Funcionário de um drogaria, usando uma fantasia, mostra um fraco de spray de álcool, num centro comercial do Rio de Janeiro, durante a pandemia da Covid-19. 16/4/2020. REUTERS/Ricardo Moraes

SÃO PAULO (Reuters) - O efeito negativo da Covid-19 sobre as empresas brasileiras diminuiu e ao menos um quarto delas revelou impacto positivo sobre suas atividades, apontou pesquisa feita pelo IBGE sobre a segunda quinzena de julho.

De acordo com o levantamento, 37,5% das 3 milhões de empresas em funcionamento foram atingidas negativamente pela pandemia, enquanto 36,3% revelaram que as consequências foram pequenas ou inexistentes. Por outro lado, 26,1% por cento revelaram efeito positivo da pandemia sobre os negócios.

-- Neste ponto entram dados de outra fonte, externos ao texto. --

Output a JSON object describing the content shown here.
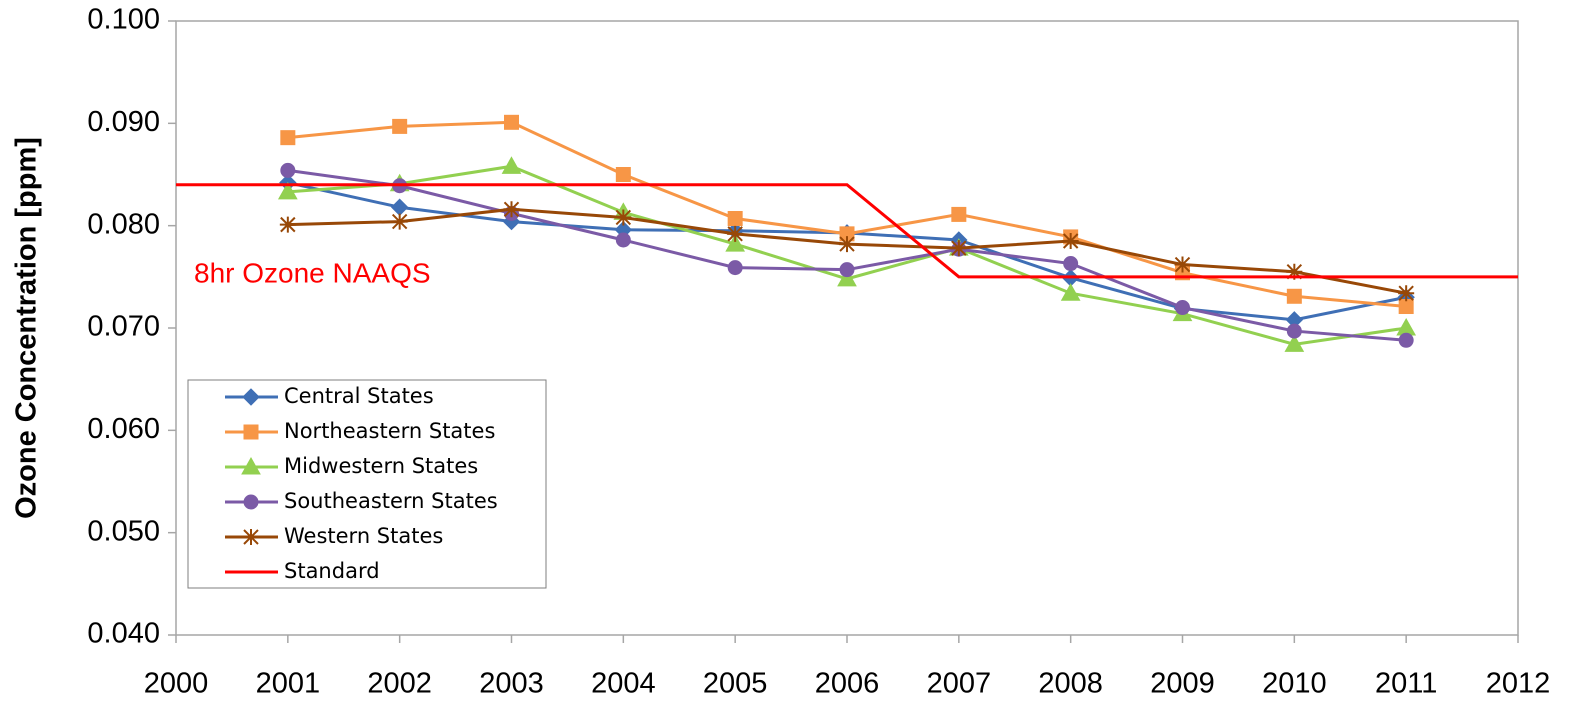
{
  "chart_data": {
    "type": "line",
    "y_label": "Ozone Concentration [ppm]",
    "annotation": "8hr Ozone NAAQS",
    "xlim": [
      2000,
      2012
    ],
    "xticks": [
      2000,
      2001,
      2002,
      2003,
      2004,
      2005,
      2006,
      2007,
      2008,
      2009,
      2010,
      2011,
      2012
    ],
    "ylim": [
      0.04,
      0.1
    ],
    "yticks": [
      {
        "value": 0.04,
        "label": "0.040"
      },
      {
        "value": 0.05,
        "label": "0.050"
      },
      {
        "value": 0.06,
        "label": "0.060"
      },
      {
        "value": 0.07,
        "label": "0.070"
      },
      {
        "value": 0.08,
        "label": "0.080"
      },
      {
        "value": 0.09,
        "label": "0.090"
      },
      {
        "value": 0.1,
        "label": "0.100"
      }
    ],
    "grid": false,
    "legend": "lower-left",
    "series": [
      {
        "name": "Central States",
        "color": "#3f6fb5",
        "marker": "diamond",
        "x": [
          2001,
          2002,
          2003,
          2004,
          2005,
          2006,
          2007,
          2008,
          2009,
          2010,
          2011
        ],
        "values": [
          0.0842,
          0.0818,
          0.0804,
          0.0796,
          0.0795,
          0.0793,
          0.0786,
          0.0749,
          0.0719,
          0.0708,
          0.073
        ]
      },
      {
        "name": "Northeastern States",
        "color": "#f79646",
        "marker": "square",
        "x": [
          2001,
          2002,
          2003,
          2004,
          2005,
          2006,
          2007,
          2008,
          2009,
          2010,
          2011
        ],
        "values": [
          0.0886,
          0.0897,
          0.0901,
          0.085,
          0.0807,
          0.0792,
          0.0811,
          0.0789,
          0.0754,
          0.0731,
          0.0721
        ]
      },
      {
        "name": "Midwestern States",
        "color": "#92d050",
        "marker": "triangle",
        "x": [
          2001,
          2002,
          2003,
          2004,
          2005,
          2006,
          2007,
          2008,
          2009,
          2010,
          2011
        ],
        "values": [
          0.0833,
          0.0841,
          0.0858,
          0.0813,
          0.0782,
          0.0748,
          0.0778,
          0.0734,
          0.0714,
          0.0684,
          0.07
        ]
      },
      {
        "name": "Southeastern States",
        "color": "#7b5aa6",
        "marker": "circle",
        "x": [
          2001,
          2002,
          2003,
          2004,
          2005,
          2006,
          2007,
          2008,
          2009,
          2010,
          2011
        ],
        "values": [
          0.0854,
          0.0839,
          0.0812,
          0.0786,
          0.0759,
          0.0757,
          0.0777,
          0.0763,
          0.072,
          0.0697,
          0.0688
        ]
      },
      {
        "name": "Western States",
        "color": "#984807",
        "marker": "star",
        "x": [
          2001,
          2002,
          2003,
          2004,
          2005,
          2006,
          2007,
          2008,
          2009,
          2010,
          2011
        ],
        "values": [
          0.0801,
          0.0804,
          0.0816,
          0.0808,
          0.0792,
          0.0782,
          0.0778,
          0.0785,
          0.0762,
          0.0755,
          0.0734
        ]
      },
      {
        "name": "Standard",
        "color": "#ff0000",
        "marker": "none",
        "x": [
          2000,
          2006,
          2007,
          2012
        ],
        "values": [
          0.084,
          0.084,
          0.075,
          0.075
        ]
      }
    ]
  }
}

“Apesar da continuidade dos efeitos negativos, destaca-se a percepção de melhora”, disse o coordenador de pesquisas do IBGE, Flávio Magheli. Na segunda quinzena de junho, a incidência negativa tinha sido apontada por 62,4% das empresas.

De acordo com o IBGE, além da redução dos impactos da pandemia, há uma crescente percepção de um efeito negativo pequeno ou inexistente da Covid-19 sobre os negócios: 22,5% (na segunda quinzena de junho) para 36,3% na pesquisa atual. O impacto positivo era então percebido por 15,1% das empresas.

A região Norte do país concentrou a maior incidência de empresas que perceberam impactos positivos da pandemia, com 41,1%. Já o Nordeste foi a região onde as empresas foram mais atingidas pela crise (49,6%), seguida por Centro-Oeste (44,75).

Segundo o IBGE, as companhias do ramo de serviços seguem as que sentem mais os impactos negativos da pandemia (42,9%). Para 36,5% do comércio e 55,4% da construção, os efeitos foram pequenos ou inexistentes.

De acordo com o IBGE, a maior parte das empresas (55%) relatou não ter havido impacto da Covid-19 sobre a fabricação dos produtos ou a capacidade de atendimento aos clientes. Entre as empresas de grande porte, esse percentual chegou a quase 62%.

Por outro lado, cresceu o número de empresas que reportaram maiores dificuldades com fornecedores: 45,3%, ante 38,6% na quinzena anterior.